Our team supports clients across office, industrial, manufacturing, medical, education, and retail environments through:

 

  • Market benchmarking
  • Strategic negotiation support
  • Full-market evaluation
  • Global partner network
  • AI-assisted research and intelligence tools

Closing Thought

Dual agency is legally permitted in Arizona and other U.S. markets.

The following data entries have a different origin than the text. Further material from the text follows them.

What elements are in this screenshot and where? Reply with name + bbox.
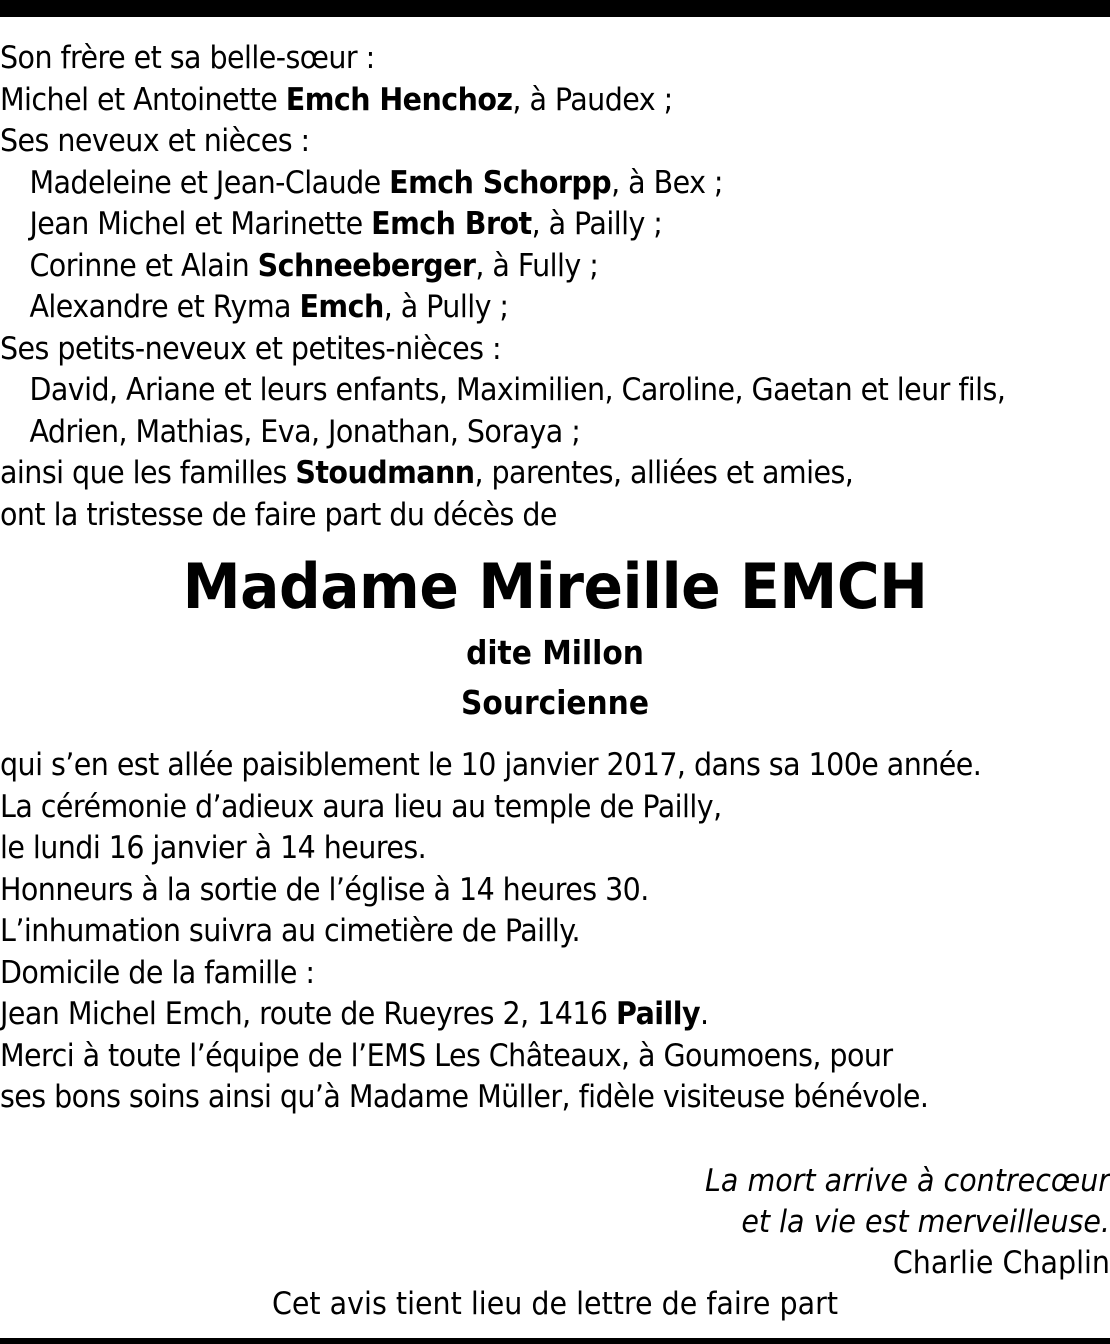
details-line: Merci à toute l’équipe de l’EMS Les Châteaux, à Goumoens, pour bbox=[0, 1037, 893, 1074]
nephew-surname: Emch Schorpp bbox=[389, 164, 612, 201]
nephew-pre: Corinne et Alain bbox=[29, 247, 258, 284]
families-surname: Stoudmann bbox=[295, 455, 475, 491]
announcement-line: ont la tristesse de faire part du décès de bbox=[0, 496, 557, 533]
grandnephews-heading: Ses petits-neveux et petites-nièces : bbox=[0, 330, 502, 367]
grandnephews-line: Adrien, Mathias, Eva, Jonathan, Soraya ; bbox=[29, 413, 581, 450]
nephew-pre: Jean Michel et Marinette bbox=[29, 206, 372, 242]
nephew-post: , à Pully ; bbox=[383, 289, 509, 325]
brother-post: , à Paudex ; bbox=[512, 81, 673, 118]
nephew-pre: Alexandre et Ryma bbox=[29, 289, 300, 325]
nephew-line bbox=[0, 246, 1021, 288]
nephews-heading: Ses neveux et nièces : bbox=[0, 123, 310, 159]
brother-pre: Michel et Antoinette bbox=[0, 81, 286, 118]
families-line bbox=[0, 453, 1021, 495]
details-line: ses bons soins ainsi qu’à Madame Müller, fidèle visiteuse bénévole. bbox=[0, 1079, 929, 1115]
families-post: , parentes, alliées et amies, bbox=[474, 455, 854, 491]
deceased-name: Madame Mireille EMCH bbox=[182, 550, 928, 623]
nephew-surname: Schneeberger bbox=[257, 247, 476, 284]
nephew-line bbox=[0, 204, 1021, 246]
footer-notice: Cet avis tient lieu de lettre de faire part bbox=[271, 1286, 839, 1322]
grandnephews-line: David, Ariane et leurs enfants, Maximilien, Caroline, Gaetan et leur fils, bbox=[29, 372, 1006, 408]
top-rule bbox=[0, 0, 1110, 17]
address-line bbox=[0, 994, 1021, 1036]
details-line: L’inhumation suivra au cimetière de Pailly. bbox=[0, 913, 581, 949]
brother-heading: Son frère et sa belle-sœur : bbox=[0, 40, 375, 76]
nephew-line bbox=[0, 287, 1021, 329]
bottom-rule bbox=[0, 1338, 1110, 1344]
deceased-origin: Sourcienne bbox=[461, 683, 649, 722]
details-line: le lundi 16 janvier à 14 heures. bbox=[0, 830, 427, 866]
details-line: qui s’en est allée paisiblement le 10 janvier 2017, dans sa 100e année. bbox=[0, 747, 982, 783]
nephew-pre: Madeleine et Jean-Claude bbox=[29, 164, 390, 201]
family-section bbox=[0, 38, 1110, 536]
brother-line bbox=[0, 80, 1021, 122]
quote-text: La mort arrive à contrecœur bbox=[705, 1163, 1110, 1199]
nephew-line bbox=[0, 163, 1021, 205]
quote-line bbox=[466, 1161, 1110, 1203]
quote-author: Charlie Chaplin bbox=[892, 1245, 1110, 1281]
nephew-post: , à Bex ; bbox=[611, 164, 724, 201]
quote-text: et la vie est merveilleuse. bbox=[741, 1204, 1110, 1240]
deceased-nickname: dite Millon bbox=[466, 633, 644, 672]
details-line: La cérémonie d’adieux aura lieu au temple de Pailly, bbox=[0, 788, 722, 825]
brother-surname: Emch Henchoz bbox=[285, 81, 513, 118]
families-pre: ainsi que les familles bbox=[0, 455, 296, 491]
quote-line bbox=[466, 1202, 1110, 1244]
nephew-post: , à Fully ; bbox=[475, 247, 599, 284]
details-section bbox=[0, 745, 1110, 1119]
nephew-post: , à Pailly ; bbox=[531, 206, 663, 242]
nephew-surname: Emch Brot bbox=[371, 206, 532, 242]
address-post: . bbox=[700, 996, 709, 1032]
address-town: Pailly bbox=[616, 996, 701, 1032]
details-line: Domicile de la famille : bbox=[0, 954, 315, 991]
nephew-surname: Emch bbox=[299, 289, 384, 325]
details-line: Honneurs à la sortie de l’église à 14 heures 30. bbox=[0, 871, 649, 908]
address-pre: Jean Michel Emch, route de Rueyres 2, 1416 bbox=[0, 996, 617, 1032]
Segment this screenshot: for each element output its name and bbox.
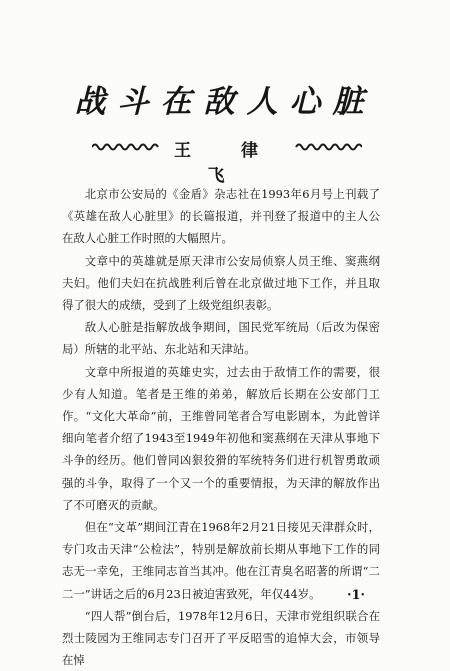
paragraph: 敌人心脏是指解放战争期间，国民党军统局（后改为保密局）所辖的北平站、东北站和天津站。 — [62, 320, 380, 357]
paragraph: 文章中所报道的英雄史实，过去由于敌情工作的需要，很少有人知道。笔者是王维的弟弟，解放后长期在公安部门工作。“文化大革命”前，王维曾同笔者合写电影剧本，为此曾详细向笔者介绍了1943至1949年初他和窦燕纲在天津从事地下斗争的经历。他们曾同凶狠狡猾的军统特务们进行机智勇敢顽强的斗争，取得了一个又一个的重要情报，为天津的解放作出了不可磨灭的贡献。 — [62, 364, 380, 512]
paragraph: 但在“文革”期间江青在1968年2月21日接见天津群众时，专门攻击天津“公检法”，特别是解放前长期从事地下工作的同志无一幸免，王维同志首当其冲。他在江青臭名昭著的所谓“二二一”讲话之后的6月23日被迫害致死，年仅44岁。 — [62, 520, 380, 601]
article-body — [62, 183, 380, 671]
author-line — [92, 136, 362, 186]
article-title: 战斗在敌人心脏 — [74, 84, 376, 120]
article-author: 王 律 飞 — [174, 141, 280, 186]
page-number: ·1· — [346, 588, 366, 603]
wave-ornament-right — [294, 142, 362, 152]
paragraph: “四人帮”倒台后，1978年12月6日，天津市党组织联合在烈士陵园为王维同志专门召开了平反昭雪的追悼大会，市领导在悼 — [62, 608, 380, 668]
paragraph: 北京市公安局的《金盾》杂志社在1993年6月号上刊载了《英雄在敌人心脏里》的长篇报道，并刊登了报道中的主人公在敌人心脏工作时照的大幅照片。 — [62, 187, 380, 246]
paragraph: 文章中的英雄就是原天津市公安局侦察人员王维、窦燕纲夫妇。他们夫妇在抗战胜利后曾在北京做过地下工作，并且取得了很大的成绩，受到了上级党组织表彰。 — [62, 253, 380, 313]
wave-ornament-left — [92, 142, 160, 152]
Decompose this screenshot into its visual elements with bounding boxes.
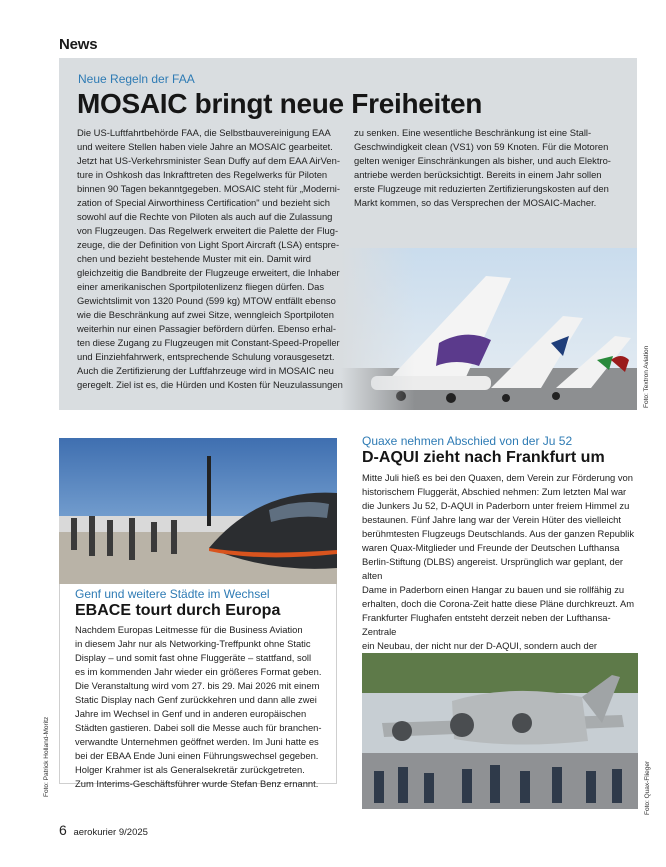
text-line: ten diese Zugang zu Flugzeugen mit Constant-Speed-Propeller — [77, 337, 340, 348]
article-column-1 — [77, 126, 343, 392]
business-jet-image — [59, 438, 337, 584]
text-line: wie die Beschränkung auf zwei Sitze, wenngleich Sportpiloten — [77, 309, 334, 320]
article-headline: EBACE tourt durch Europa — [75, 602, 281, 619]
text-line: Dame in Paderborn einen Hangar zu bauen und sie rollfähig zu — [362, 584, 625, 595]
text-line: Static Display nach Genf zurückkehren und dann alle zwei — [75, 694, 317, 705]
text-line: berühmtesten Flugzeugs Deutschlands. Aus der ganzen Republik — [362, 528, 635, 539]
text-line: Auch die Zertifizierung der Luftfahrzeuge wird in MOSAIC neu — [77, 365, 334, 376]
text-line: Jahre im Wechsel in Genf und in anderen europäischen — [75, 708, 307, 719]
text-line: in diesem Jahr nur als Networking-Treffpunkt ohne Static — [75, 638, 311, 649]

However, many organizations choose representation models that provide confidentiality, leverage, and exclusive advocacy.

 

When the outcome matters, clarity of representation can support clarity of results.

 

If you are evaluating upcoming space needs, renewals, or market strategy and would like an independent review, our team is available to assist.

 

Contact Us:

Address: 6400 E. McDowell Rd, Ste. 100, Scottsdale, AZ 85257

Phone: (602) 9. KEYSER

Email: info@keyser.com

 

Free Lease Review:

Get clarity and confidence before your next negotiation. Request your complimentary lease review here → www.keyser.com/lease-review


 

Frequently Asked Questions:

Q: Why Does Dual Agency Still Exist in Commercial Real Estate?
A: Dual agency remains common because it offers efficiency for full-service brokerage firms that represent both landlords and tenants. These firms often manage large landlord portfolios, which gives them access to listings and market data. However, convenience doesn’t equal alignment — tenants working under dual agency may face reduced confidentiality, limited negotiation leverage, and divided loyalty.
Q: Why Do Sophisticated Companies Prefer Conflict-Free Tenant Representation?
A: Forward-thinking organizations choose conflict-free tenant representation because it ensures exclusive advocacy and unbiased advice. A tenant-only firm never represents landlords, meaning every recommendation and negotiation strategy is designed to protect the occupier’s interests. This structure provides clearer insight, stronger leverage, and more defensible decisions — especially in complex or high-value real estate transactions. 
Q: How Does Conflict-Free Representation Improve Real Estate Outcomes for Tenants?
A: Conflict-free representation allows brokers to focus exclusively on the tenant’s objectives without balancing landlord relationships or internal listings. This structure enables more competitive negotiations, full-market access, and complete confidentiality of tenant strategy. The result is stronger economics, better flexibility, and decisions fully aligned with long-term business goals.